電気は今日も不眠不休
シャンプーや石鹸とか身近な日常雑貨。
ひとーつづつカゴに入れて、いっぱいにしていこう。
私たちの間にはオレンジ色のプラスチックのカゴ。
向こう側のその手を、絶対にはなさないで、ね?
「あと何買うんやっけ?」
「えーと……あとは……あ、牛乳です」
閉店間際のスーパーは、決まっていろんな商品(食べ物とか特に)が安くなる。(特に雨の日はうんと安くなるんだって)。

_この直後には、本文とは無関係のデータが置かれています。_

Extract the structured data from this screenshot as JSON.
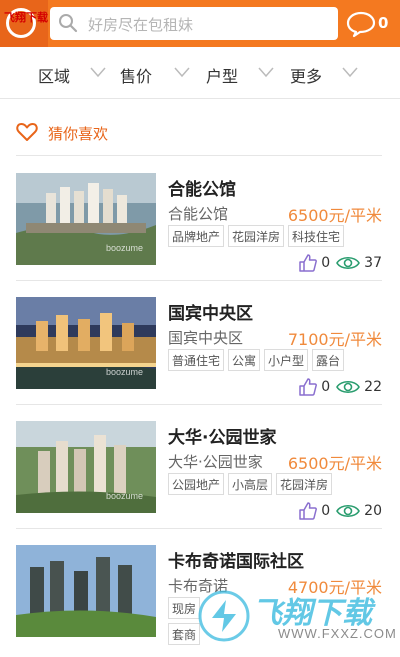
{
  "header": {
    "watermark": "飞翔下载 www.FXXZ.com",
    "search_placeholder": "好房尽在包租妹",
    "message_count": "0",
    "colors": {
      "bar": "#f47920",
      "accent": "#e8651a",
      "price": "#f08a3c",
      "eye": "#2a9d6f",
      "like": "#8a6fcf"
    }
  },
  "filters": [
    {
      "label": "区域",
      "icon": "chevron-down-icon"
    },
    {
      "label": "售价",
      "icon": "chevron-down-icon"
    },
    {
      "label": "户型",
      "icon": "chevron-down-icon"
    },
    {
      "label": "更多",
      "icon": "chevron-down-icon"
    }
  ],
  "section": {
    "title": "猜你喜欢",
    "icon": "heart-icon"
  },
  "listings": [
    {
      "title": "合能公馆",
      "subname": "合能公馆",
      "price": "6500元/平米",
      "tags": [
        "品牌地产",
        "花园洋房",
        "科技住宅"
      ],
      "likes": "0",
      "views": "37"
    },
    {
      "title": "国宾中央区",
      "subname": "国宾中央区",
      "price": "7100元/平米",
      "tags": [
        "普通住宅",
        "公寓",
        "小户型",
        "露台"
      ],
      "likes": "0",
      "views": "22"
    },
    {
      "title": "大华·公园世家",
      "subname": "大华·公园世家",
      "price": "6500元/平米",
      "tags": [
        "公园地产",
        "小高层",
        "花园洋房"
      ],
      "likes": "0",
      "views": "20"
    },
    {
      "title": "卡布奇诺国际社区",
      "subname": "卡布奇诺",
      "price": "4700元/平米",
      "tags": [
        "现房",
        "套商"
      ],
      "likes": "",
      "views": ""
    }
  ],
  "image_watermark": "boozume",
  "footer_watermark": {
    "text": "飞翔下载",
    "url": "WWW.FXXZ.COM"
  }
}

そのときを見計らって私たちは買い物にきたわけで。となりで品定めをするダーリンもといそーちゃんは、真剣そのものだ。
「スピカちゃん、歯磨き粉ってまだあったっけ?」
「んー……ない、かも……」
二人で片方ずつ、カゴを持って。同じスピードで歩く。
「じゃあ、買って帰ろか」
たぶん、周りからは仲良しな兄妹に見られているんだろうなあ。
「そうですね。また洗顔剤で歯をみがくなんてごめんですし」
「ほんまに」
クスクス笑っていたら、パート帰りらしい、疲れた顔のおばちゃんが私たちの方を見た。
「ふふ……静かにせんとな」
「そーちゃんが、あんなこと言うから」
そう言って顔を見合わせて。また、笑い合った。今度はこっそりと。
今日はふたりでスーパーでお買い物。
みんなには、ナイショ。誰にも、ナイショ。誰も、知らない。誰にも、教えてなんかあげない。
こんなところでデートだなんて、誰も信じてくれないんだろうけど、ね。
「歯磨き粉とー……あ、お菓子も買ってかえりましょう?」
「……太るで」
「いいんですっ! どっちにしてもお稽古で動くんですから!」
買わなきゃいけないものは、オカネでしか買えないもの。オカネで買うことが出来ないものは、かけがえのない、だいじなもの。
そんな関係が、何だかすごく嬉しいの。
「うそうそ。もうちっと肉つけんと倒れてまうで」
にっこり、笑って。私の耳元で小さく、ささやいた。
オカネなんかじゃ買えないものを、私は手に入れた。大好きなあなたと、ふたりっきりになれる幸せを!